Nigel stared at him. "What do you mean?"

"You had these things in your possession, how long?" Niel considered.

"Well, the tube of hyoscine about ten days, I suppose. The morphine tartrate, about four days. The tincture digitalin I'd only got that very afternoon."

"And where did you keep these things-the hyoscine hydrobromide and the morphine tartrate, that is to say?"

"In the drawer of my chest-of-drawers, pushed-to the back under my socks."

"Did anyone know you had it there?"

"No. No, I'm sure they didn't." There had been, however, a faint hesitation in his voice which Inspector Sharpe noticed, but for the moment he did not press the point.

"Did you tell anyone what you were doing? Your methods? The way you were going about these things?"

"No. At least-no, I didn't."

"You said, "at least," Mr. Chapman."

"Well, I didn't actually. As a matter of fact, I was going to tell Pat, then I thought she wouldn't approve. She's very strict, Pat is, so I fobbed her off."

"You didn't tell her about stealing the stuff from the doctor's car, or the prescriptions, or the morphia from the hospital?"

"Actually, I betold her afterwards about the digitalin, that I'd written a prescription and got a bottle from the chemist, and about masquerading as a doctor at the hospital.
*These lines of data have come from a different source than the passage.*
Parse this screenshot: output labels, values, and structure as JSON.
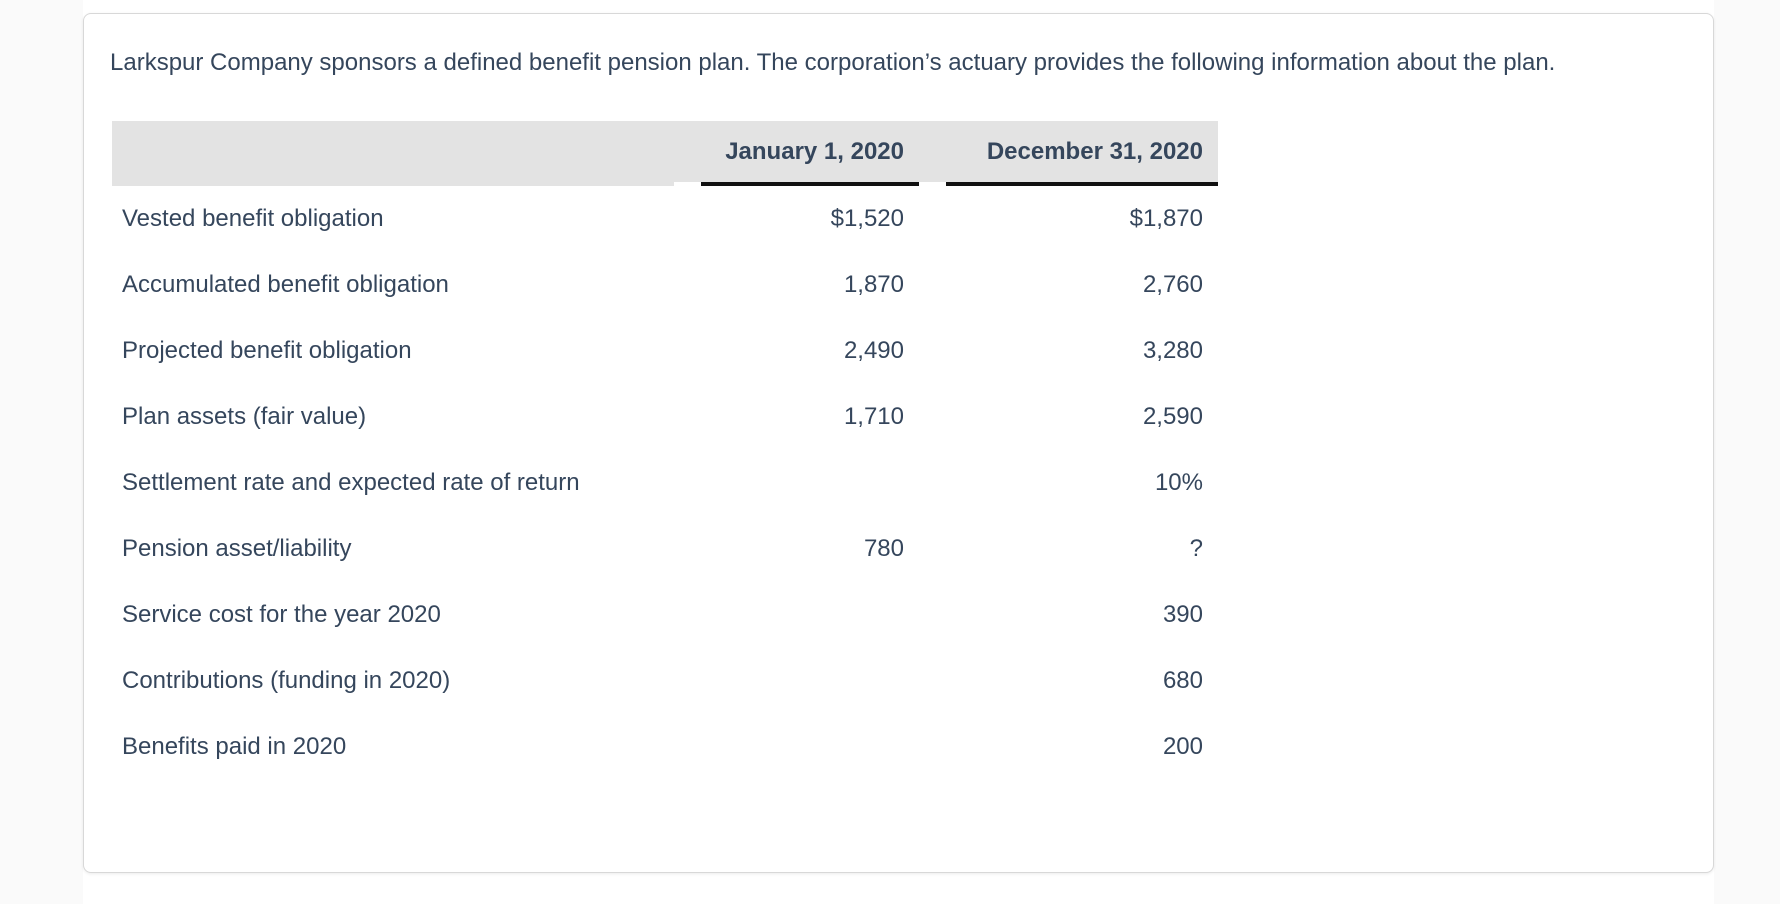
{
  "card": {
    "intro": "Larkspur Company sponsors a defined benefit pension plan. The corporation’s actuary provides the following information about the plan."
  },
  "table": {
    "header": {
      "label": "",
      "col1": "January 1, 2020",
      "col2": "December 31, 2020"
    },
    "rows": [
      {
        "label": "Vested benefit obligation",
        "jan1": "$1,520",
        "dec31": "$1,870"
      },
      {
        "label": "Accumulated benefit obligation",
        "jan1": "1,870",
        "dec31": "2,760"
      },
      {
        "label": "Projected benefit obligation",
        "jan1": "2,490",
        "dec31": "3,280"
      },
      {
        "label": "Plan assets (fair value)",
        "jan1": "1,710",
        "dec31": "2,590"
      },
      {
        "label": "Settlement rate and expected rate of return",
        "jan1": "",
        "dec31": "10%"
      },
      {
        "label": "Pension asset/liability",
        "jan1": "780",
        "dec31": "?"
      },
      {
        "label": "Service cost for the year 2020",
        "jan1": "",
        "dec31": "390"
      },
      {
        "label": "Contributions (funding in 2020)",
        "jan1": "",
        "dec31": "680"
      },
      {
        "label": "Benefits paid in 2020",
        "jan1": "",
        "dec31": "200"
      }
    ]
  },
  "colors": {
    "text": "#35465c",
    "header_bg": "#e3e3e3",
    "header_underline": "#111111",
    "card_border": "#d8d8d8",
    "page_side_bg": "#fafafa"
  }
}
I'm sorry to say Pat wasn't amused. I didn't tell her about pinching things from a car. I thought she'd go up in smoke."

"Did you tell her you were going to destroy this stuff after you'd won the bet?"

"Yes. She was all worried and het up about it.
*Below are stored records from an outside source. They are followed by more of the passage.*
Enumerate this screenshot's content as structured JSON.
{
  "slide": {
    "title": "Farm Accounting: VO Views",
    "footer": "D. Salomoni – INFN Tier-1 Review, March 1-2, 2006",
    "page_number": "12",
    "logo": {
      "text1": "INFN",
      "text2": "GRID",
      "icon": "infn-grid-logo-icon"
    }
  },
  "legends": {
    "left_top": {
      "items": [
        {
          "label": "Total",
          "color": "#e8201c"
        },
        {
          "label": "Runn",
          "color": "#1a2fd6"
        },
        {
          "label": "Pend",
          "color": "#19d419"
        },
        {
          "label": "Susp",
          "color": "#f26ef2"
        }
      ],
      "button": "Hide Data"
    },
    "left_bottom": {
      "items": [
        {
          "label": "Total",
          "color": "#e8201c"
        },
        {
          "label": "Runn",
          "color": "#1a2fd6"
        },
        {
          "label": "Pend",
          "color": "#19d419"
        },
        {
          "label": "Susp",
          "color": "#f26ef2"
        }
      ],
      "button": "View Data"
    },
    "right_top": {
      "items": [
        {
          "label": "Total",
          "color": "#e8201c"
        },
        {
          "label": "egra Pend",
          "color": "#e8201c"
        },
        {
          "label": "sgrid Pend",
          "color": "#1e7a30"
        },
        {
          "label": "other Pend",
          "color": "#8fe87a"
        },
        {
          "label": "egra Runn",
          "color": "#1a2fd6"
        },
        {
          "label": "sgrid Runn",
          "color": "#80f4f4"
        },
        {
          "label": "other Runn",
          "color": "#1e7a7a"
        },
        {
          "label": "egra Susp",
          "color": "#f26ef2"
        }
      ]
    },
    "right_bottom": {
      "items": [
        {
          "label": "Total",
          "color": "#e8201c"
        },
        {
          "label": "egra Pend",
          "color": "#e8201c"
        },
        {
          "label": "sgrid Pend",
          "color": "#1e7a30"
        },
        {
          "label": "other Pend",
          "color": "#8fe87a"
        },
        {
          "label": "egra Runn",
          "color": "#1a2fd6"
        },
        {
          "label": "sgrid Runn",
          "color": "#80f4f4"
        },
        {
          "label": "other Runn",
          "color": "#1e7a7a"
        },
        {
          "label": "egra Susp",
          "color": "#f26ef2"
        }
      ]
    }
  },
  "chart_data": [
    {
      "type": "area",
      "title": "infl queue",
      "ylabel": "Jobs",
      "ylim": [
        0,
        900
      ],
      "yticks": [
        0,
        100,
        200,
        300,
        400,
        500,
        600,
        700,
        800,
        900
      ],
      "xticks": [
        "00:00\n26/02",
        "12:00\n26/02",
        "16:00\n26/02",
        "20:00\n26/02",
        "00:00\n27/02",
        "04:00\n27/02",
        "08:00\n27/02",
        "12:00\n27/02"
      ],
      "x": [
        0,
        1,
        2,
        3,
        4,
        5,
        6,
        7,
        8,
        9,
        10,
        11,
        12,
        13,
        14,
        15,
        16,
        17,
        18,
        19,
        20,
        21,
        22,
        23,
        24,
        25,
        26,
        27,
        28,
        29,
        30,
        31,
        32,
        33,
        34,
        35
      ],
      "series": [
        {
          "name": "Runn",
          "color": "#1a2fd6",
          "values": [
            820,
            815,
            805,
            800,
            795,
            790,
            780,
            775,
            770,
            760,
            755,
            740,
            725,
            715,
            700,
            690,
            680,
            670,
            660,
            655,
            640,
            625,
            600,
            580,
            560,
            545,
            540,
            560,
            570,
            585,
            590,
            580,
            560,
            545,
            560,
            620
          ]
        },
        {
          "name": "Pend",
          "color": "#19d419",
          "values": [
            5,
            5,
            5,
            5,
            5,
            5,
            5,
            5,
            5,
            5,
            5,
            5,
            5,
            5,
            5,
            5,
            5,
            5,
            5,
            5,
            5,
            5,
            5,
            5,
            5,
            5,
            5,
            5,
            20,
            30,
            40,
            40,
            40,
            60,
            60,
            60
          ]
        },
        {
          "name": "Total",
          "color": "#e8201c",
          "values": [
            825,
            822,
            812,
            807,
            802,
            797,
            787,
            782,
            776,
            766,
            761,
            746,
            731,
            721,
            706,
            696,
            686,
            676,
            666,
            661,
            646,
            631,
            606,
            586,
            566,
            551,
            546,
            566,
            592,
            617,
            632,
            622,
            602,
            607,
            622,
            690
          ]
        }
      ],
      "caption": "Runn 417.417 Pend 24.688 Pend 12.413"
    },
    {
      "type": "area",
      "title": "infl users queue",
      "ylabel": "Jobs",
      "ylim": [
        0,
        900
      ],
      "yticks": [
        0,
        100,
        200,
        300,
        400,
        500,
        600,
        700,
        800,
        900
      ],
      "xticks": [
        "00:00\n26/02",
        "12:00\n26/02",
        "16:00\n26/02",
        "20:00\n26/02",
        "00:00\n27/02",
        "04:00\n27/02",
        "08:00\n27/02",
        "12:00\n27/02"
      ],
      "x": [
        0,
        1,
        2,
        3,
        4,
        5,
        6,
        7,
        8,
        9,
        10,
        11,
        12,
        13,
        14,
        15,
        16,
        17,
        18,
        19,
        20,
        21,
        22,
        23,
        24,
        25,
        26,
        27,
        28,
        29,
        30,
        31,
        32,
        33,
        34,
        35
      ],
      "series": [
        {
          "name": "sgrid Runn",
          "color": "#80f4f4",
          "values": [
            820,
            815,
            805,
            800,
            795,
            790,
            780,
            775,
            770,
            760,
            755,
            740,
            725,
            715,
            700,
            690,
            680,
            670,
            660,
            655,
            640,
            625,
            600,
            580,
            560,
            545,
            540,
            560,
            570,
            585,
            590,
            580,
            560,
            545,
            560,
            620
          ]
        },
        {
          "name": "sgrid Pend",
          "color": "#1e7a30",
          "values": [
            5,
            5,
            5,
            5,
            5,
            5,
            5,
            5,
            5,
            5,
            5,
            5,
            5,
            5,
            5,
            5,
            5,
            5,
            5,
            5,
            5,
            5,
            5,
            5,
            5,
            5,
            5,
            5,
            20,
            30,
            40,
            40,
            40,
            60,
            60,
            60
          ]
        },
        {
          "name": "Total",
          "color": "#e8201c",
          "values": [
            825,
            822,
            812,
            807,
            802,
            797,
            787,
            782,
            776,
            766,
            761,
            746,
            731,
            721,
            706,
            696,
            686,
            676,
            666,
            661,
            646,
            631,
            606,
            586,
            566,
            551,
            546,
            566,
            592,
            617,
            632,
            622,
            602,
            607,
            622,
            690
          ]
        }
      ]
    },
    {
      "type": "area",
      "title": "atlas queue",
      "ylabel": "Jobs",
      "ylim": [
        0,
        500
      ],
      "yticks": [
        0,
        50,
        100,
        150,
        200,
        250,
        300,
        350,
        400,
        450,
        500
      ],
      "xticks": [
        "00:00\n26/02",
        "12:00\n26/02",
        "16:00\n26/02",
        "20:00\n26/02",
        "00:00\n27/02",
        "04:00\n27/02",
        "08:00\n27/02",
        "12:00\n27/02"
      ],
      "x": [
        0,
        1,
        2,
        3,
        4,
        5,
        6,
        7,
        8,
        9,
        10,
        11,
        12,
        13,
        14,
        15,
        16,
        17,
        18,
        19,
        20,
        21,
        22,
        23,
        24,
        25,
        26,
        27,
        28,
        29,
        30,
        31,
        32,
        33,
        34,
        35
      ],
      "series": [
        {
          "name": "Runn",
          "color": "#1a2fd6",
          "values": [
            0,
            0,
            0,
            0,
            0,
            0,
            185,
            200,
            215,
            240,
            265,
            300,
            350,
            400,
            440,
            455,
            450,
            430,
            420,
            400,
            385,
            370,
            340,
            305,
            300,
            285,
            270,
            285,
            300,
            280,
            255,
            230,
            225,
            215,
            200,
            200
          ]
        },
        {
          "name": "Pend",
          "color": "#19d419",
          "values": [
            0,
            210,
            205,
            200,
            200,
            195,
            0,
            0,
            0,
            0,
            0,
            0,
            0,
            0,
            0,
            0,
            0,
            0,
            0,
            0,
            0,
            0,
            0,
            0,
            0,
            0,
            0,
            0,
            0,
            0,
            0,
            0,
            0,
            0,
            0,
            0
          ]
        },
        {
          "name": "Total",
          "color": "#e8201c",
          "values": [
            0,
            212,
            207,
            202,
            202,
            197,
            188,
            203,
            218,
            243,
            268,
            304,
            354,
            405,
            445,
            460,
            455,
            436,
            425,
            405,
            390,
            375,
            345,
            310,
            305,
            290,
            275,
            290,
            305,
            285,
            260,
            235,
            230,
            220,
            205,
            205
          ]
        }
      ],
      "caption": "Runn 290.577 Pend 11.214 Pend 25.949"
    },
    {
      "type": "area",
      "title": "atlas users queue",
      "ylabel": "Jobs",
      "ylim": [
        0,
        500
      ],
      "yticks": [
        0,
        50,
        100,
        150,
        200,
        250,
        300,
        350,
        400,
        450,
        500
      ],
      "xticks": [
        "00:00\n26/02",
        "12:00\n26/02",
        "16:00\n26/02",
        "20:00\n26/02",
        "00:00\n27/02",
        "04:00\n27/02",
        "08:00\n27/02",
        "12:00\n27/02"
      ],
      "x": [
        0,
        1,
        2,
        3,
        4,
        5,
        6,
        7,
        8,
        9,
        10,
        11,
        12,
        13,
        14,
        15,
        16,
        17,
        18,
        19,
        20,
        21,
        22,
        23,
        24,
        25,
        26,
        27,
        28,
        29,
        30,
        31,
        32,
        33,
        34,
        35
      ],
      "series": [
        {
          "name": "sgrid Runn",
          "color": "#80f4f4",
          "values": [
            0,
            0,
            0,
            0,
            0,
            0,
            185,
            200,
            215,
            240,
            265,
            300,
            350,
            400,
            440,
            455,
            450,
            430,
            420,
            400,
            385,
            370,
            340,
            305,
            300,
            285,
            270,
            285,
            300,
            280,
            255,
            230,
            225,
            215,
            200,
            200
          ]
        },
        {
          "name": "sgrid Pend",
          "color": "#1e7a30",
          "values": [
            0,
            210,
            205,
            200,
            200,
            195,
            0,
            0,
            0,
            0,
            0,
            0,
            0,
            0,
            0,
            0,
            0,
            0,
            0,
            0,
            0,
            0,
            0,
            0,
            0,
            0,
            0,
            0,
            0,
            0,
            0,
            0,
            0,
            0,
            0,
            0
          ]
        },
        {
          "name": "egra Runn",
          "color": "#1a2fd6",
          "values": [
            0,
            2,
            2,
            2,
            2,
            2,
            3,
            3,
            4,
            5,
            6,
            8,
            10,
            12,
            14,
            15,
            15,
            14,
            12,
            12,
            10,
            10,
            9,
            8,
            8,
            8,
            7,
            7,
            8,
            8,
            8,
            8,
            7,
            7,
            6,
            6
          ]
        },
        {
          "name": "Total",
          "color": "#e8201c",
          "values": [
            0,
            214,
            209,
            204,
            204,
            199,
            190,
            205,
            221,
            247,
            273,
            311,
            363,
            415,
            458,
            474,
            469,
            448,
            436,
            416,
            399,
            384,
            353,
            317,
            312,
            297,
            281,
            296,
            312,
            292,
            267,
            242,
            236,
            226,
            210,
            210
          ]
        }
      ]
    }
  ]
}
Started to insist I take the things back or something like that."

"That course of action never occurred to you yourself?"

"Good Lord no! That would have been fatal; it would have landed me in no end of a row. No, we three just chucked the stuff on the fire and poured it down the loo and that was that. No harm done."
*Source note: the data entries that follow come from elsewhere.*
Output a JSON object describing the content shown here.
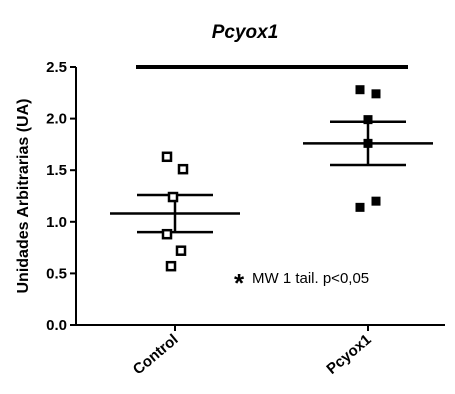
{
  "chart_data": {
    "type": "scatter",
    "title": "Pcyox1",
    "ylabel": "Unidades Arbitrarias (UA)",
    "xlabel": "",
    "ylim": [
      0,
      2.5
    ],
    "yticks": [
      "0.0",
      "0.5",
      "1.0",
      "1.5",
      "2.0",
      "2.5"
    ],
    "categories": [
      "Control",
      "Pcyox1"
    ],
    "series": [
      {
        "marker": "open-square",
        "values": [
          1.63,
          1.51,
          1.24,
          0.88,
          0.72,
          0.57
        ],
        "mean": 1.08,
        "sem_low": 0.9,
        "sem_high": 1.26
      },
      {
        "marker": "filled-square",
        "values": [
          2.28,
          2.24,
          1.99,
          1.76,
          1.2,
          1.14
        ],
        "mean": 1.76,
        "sem_low": 1.55,
        "sem_high": 1.97
      }
    ],
    "annotation": {
      "star": "*",
      "text": "MW 1 tail. p<0,05"
    },
    "reference_line_y": 2.5
  },
  "colors": {
    "ink": "#000000",
    "background": "#ffffff"
  }
}
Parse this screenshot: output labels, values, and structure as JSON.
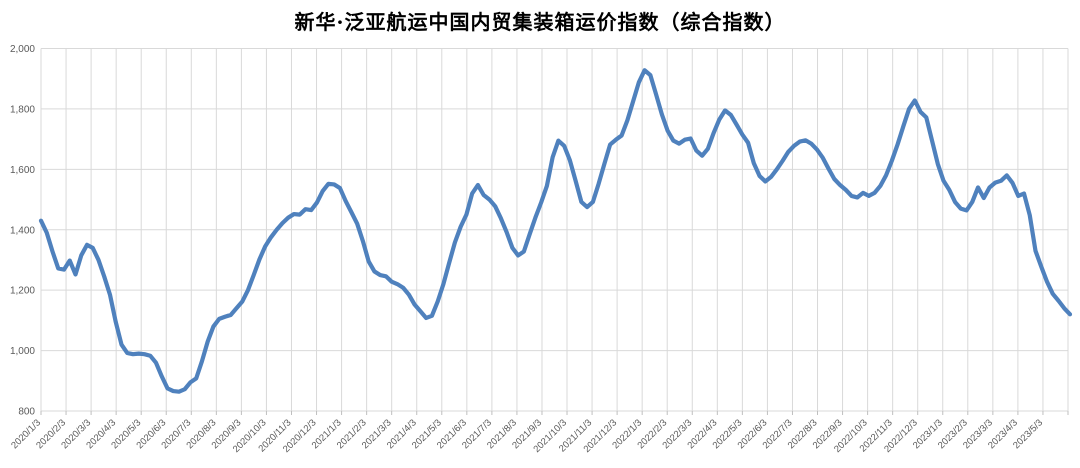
{
  "chart_data": {
    "type": "line",
    "title": "新华·泛亚航运中国内贸集装箱运价指数（综合指数）",
    "frequency": "weekly",
    "x_first_label": "2020/1/3",
    "x_last_label": "2023/5/3",
    "x_tick_labels": [
      "2020/1/3",
      "2020/2/3",
      "2020/3/3",
      "2020/4/3",
      "2020/5/3",
      "2020/6/3",
      "2020/7/3",
      "2020/8/3",
      "2020/9/3",
      "2020/10/3",
      "2020/11/3",
      "2020/12/3",
      "2021/1/3",
      "2021/2/3",
      "2021/3/3",
      "2021/4/3",
      "2021/5/3",
      "2021/6/3",
      "2021/7/3",
      "2021/8/3",
      "2021/9/3",
      "2021/10/3",
      "2021/11/3",
      "2021/12/3",
      "2022/1/3",
      "2022/2/3",
      "2022/3/3",
      "2022/4/3",
      "2022/5/3",
      "2022/6/3",
      "2022/7/3",
      "2022/8/3",
      "2022/9/3",
      "2022/10/3",
      "2022/11/3",
      "2022/12/3",
      "2023/1/3",
      "2023/2/3",
      "2023/3/3",
      "2023/4/3",
      "2023/5/3"
    ],
    "y_ticks": [
      800,
      1000,
      1200,
      1400,
      1600,
      1800,
      2000
    ],
    "y_tick_labels": [
      "800",
      "1,000",
      "1,200",
      "1,400",
      "1,600",
      "1,800",
      "2,000"
    ],
    "ylim": [
      800,
      2000
    ],
    "grid": true,
    "legend": "none",
    "line_color": "#4F81BD",
    "gridline_color": "#D9D9D9",
    "label_color": "#595959",
    "series": [
      {
        "name": "综合指数",
        "values": [
          1430,
          1390,
          1328,
          1272,
          1268,
          1298,
          1252,
          1315,
          1350,
          1340,
          1300,
          1245,
          1185,
          1095,
          1020,
          992,
          988,
          990,
          988,
          983,
          960,
          915,
          875,
          866,
          864,
          872,
          895,
          908,
          965,
          1030,
          1080,
          1105,
          1112,
          1118,
          1140,
          1162,
          1200,
          1250,
          1302,
          1345,
          1375,
          1400,
          1422,
          1440,
          1452,
          1450,
          1468,
          1465,
          1490,
          1528,
          1552,
          1550,
          1538,
          1495,
          1458,
          1420,
          1362,
          1295,
          1262,
          1250,
          1246,
          1228,
          1220,
          1208,
          1185,
          1152,
          1130,
          1108,
          1115,
          1162,
          1220,
          1290,
          1358,
          1410,
          1450,
          1520,
          1548,
          1515,
          1500,
          1478,
          1438,
          1392,
          1340,
          1315,
          1328,
          1385,
          1440,
          1490,
          1545,
          1640,
          1695,
          1678,
          1630,
          1562,
          1492,
          1475,
          1492,
          1552,
          1618,
          1682,
          1698,
          1712,
          1762,
          1825,
          1888,
          1928,
          1912,
          1848,
          1782,
          1728,
          1695,
          1685,
          1698,
          1702,
          1662,
          1645,
          1668,
          1720,
          1765,
          1795,
          1780,
          1748,
          1715,
          1688,
          1620,
          1578,
          1560,
          1575,
          1600,
          1628,
          1658,
          1678,
          1692,
          1696,
          1685,
          1665,
          1638,
          1602,
          1568,
          1548,
          1532,
          1512,
          1507,
          1522,
          1512,
          1522,
          1545,
          1580,
          1628,
          1682,
          1742,
          1800,
          1828,
          1790,
          1772,
          1695,
          1618,
          1562,
          1532,
          1492,
          1470,
          1464,
          1492,
          1540,
          1505,
          1540,
          1556,
          1562,
          1580,
          1555,
          1512,
          1520,
          1448,
          1330,
          1278,
          1228,
          1188,
          1165,
          1140,
          1120
        ]
      }
    ]
  }
}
"You say that, Mr. Chapman, but it's quite possible that harm was done."

"How can it have been, if the stuff was chucked away as I tell you?"

"Has it ever occurred to you, Mr. Chapman, that someone might have seen where you put those things, or found them perhaps, and that someone might have emptied morphia out of the bottle and replaced it with something else?"

"Good Lord no!" Nigel stared at him. "I never thought of anything of that kind. I don't believe it."

"But it's a possibility, Mr. Chapman."

"But nobody could possibly have known."

"I should say," said the Inspector, drily, "that in a place of this kind a great deal more is known than you yourself might believe possible."

"Snooping, you mean?"

"Yes."

"Perhaps you're right there."

"Which of the students might normally, at any time, be in your room?"

"Well, I share it with Len Bateson. Most of the men here have been in it now and again. Not the girls, of course. The girls aren't supposed to come to the bedroom floors on our side of the house. Propriety. Pure living."

"They're not supposed to, but they might do so, I suppose?"

"Anyone might," said Nigel. "In the daytime. The afternoon, for instance, there's nobody about."

"Does Miss Lane ever come to your room?"

"I hope you don't mean that the way it sounds, Inspector. Pat comes to my room sometimes to replace some socks she's been darning. Nothing more than that."